Los Angeles’ ambitious plan to replace coal-powered electricity with renewable energy by 2020 will be met, in part, by opening city-owned land in the historic Owens Valley to solar power, according to Deputy Mayor for Energy and the Environment David Freeman.
For anyone familiar with LA’s history, this news could not be more ironic: the Owens Valley was the site of the “California Water Wars,” a 100-year old conflict between valley residents and the city over a different precious resource: water.
A Realistic Goal
Los Angeles currently gets about 40% of its power from coal, or about 1500 megawatts, primarily two coal fired plants in Utah run by Intermountain Power Agency. Earlier this month, Mayor Villaraigosa, in his second inaugural address, pledged to replace all of that power with renewable energy by 2020, but did not provide any details.
Freeman assured me the goal is realistic, and laid out some of the steps the city hopes to take, of which the Owens Valley is just one part.

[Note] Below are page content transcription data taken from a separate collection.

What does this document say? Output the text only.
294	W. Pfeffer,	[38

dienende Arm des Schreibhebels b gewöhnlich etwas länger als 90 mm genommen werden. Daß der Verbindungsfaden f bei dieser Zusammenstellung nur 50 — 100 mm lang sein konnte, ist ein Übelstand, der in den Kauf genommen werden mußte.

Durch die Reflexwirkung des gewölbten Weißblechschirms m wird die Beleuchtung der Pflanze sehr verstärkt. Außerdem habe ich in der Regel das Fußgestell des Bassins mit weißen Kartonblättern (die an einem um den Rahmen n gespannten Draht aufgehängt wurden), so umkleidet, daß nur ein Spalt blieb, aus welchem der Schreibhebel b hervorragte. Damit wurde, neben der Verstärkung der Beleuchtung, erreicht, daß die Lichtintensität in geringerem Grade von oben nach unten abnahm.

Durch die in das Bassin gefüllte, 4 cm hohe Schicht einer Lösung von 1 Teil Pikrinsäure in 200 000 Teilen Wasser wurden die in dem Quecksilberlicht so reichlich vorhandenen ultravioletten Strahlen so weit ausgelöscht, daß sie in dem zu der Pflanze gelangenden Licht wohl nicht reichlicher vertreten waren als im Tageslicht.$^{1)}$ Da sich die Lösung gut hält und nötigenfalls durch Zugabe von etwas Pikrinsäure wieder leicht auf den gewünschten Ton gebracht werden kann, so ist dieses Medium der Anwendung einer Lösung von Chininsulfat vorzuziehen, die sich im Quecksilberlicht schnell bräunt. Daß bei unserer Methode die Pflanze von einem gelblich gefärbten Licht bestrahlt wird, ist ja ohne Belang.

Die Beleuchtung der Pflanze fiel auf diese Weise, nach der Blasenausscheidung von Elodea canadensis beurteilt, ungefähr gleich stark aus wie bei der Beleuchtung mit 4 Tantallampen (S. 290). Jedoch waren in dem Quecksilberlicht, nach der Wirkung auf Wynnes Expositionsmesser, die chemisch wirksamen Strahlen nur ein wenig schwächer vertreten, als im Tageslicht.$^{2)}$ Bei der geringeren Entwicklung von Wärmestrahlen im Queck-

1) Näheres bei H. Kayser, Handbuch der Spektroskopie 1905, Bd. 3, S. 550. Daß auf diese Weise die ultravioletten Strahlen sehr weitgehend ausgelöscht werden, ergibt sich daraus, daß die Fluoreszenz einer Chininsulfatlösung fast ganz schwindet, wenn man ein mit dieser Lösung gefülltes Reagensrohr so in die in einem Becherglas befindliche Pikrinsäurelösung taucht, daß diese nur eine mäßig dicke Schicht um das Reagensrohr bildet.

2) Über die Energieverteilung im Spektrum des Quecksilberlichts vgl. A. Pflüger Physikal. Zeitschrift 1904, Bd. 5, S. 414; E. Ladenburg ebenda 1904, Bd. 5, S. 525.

“We know what we’re doing, we know we can get this done,” said Freeman. “We’re not looking for excuses, we’re looking to make it happen. That’s the difference between the Mayor and some private power company – they’ll show why they couldn’t make the goal, our job is to make the goal.”
A century ago, under the leadership of William Mulholland, the Los Angeles Department of Water and Power bought up land in the Owens Valley to secure water rights for the growing city downstream. In 1913 Mulholland completed a 223 mile-long aqueduct to bring the water to the city, but locals objected to LADWP’s heavy-handed tactics, and violence broke out in 1924.
One of those tactics was the city’s “underhanded” purchase of land, and water rights attached to that land, in the valley – the same land that may some day be covered in solar power stations.
Indeed, solar power from the Owens Valley could prove a coup for the city comparable to Mulholland’s aqueduct. Solar power companies have long expressed frustration with the onerous process of getting permitting for projects. But since LA already owns land in the valley, negotiating the construction of solar electric plants should be simpler than it would on private or federal land.
Perhaps even more important, there are pre-existing transmission lines in the valley; finding or building transmission lines is a major stumbling block to constructing new power plants.
“Solar [power] has been like Moses out there in the desert, looking for the Promised Land – and we have it there in the Owens Valley,” said Freeman.
Unfortunately, there are still outstanding issues between the city and the valley. In 2006, after protracted negotiations, LADWP allowed some water to flow back into the lower Owens Valley River, but many locals are not satisfied. The Owens Valley Committee, a local environmental watchdog, argues the city is still depleting the valley’s water resources at an unsustainable rate, along with other environmental damage.
Not Just Solar
Freeman also aims to meet the goal by decreasing electricity consumption in the city 10% by 2020. One plan to do this is the creation of a core of “Green Doctors,” licensed by the city to inspect homes and businesses for ways they can improve energy efficiency, then issue loans on the spot to make the improvements.
“We have in mind very aggressive actions,” said Freeman.
Wind power from Wyoming, as well as geothermal power, are also being considered. To pick up the slack when solar or wind power is inactive, such as at night, the city will probably resort to natural gas, which is more expensive, but much cleaner than coal.
Including hydroelectric and nuclear power, Freeman said the city aims to be 60% carbon free by 2020.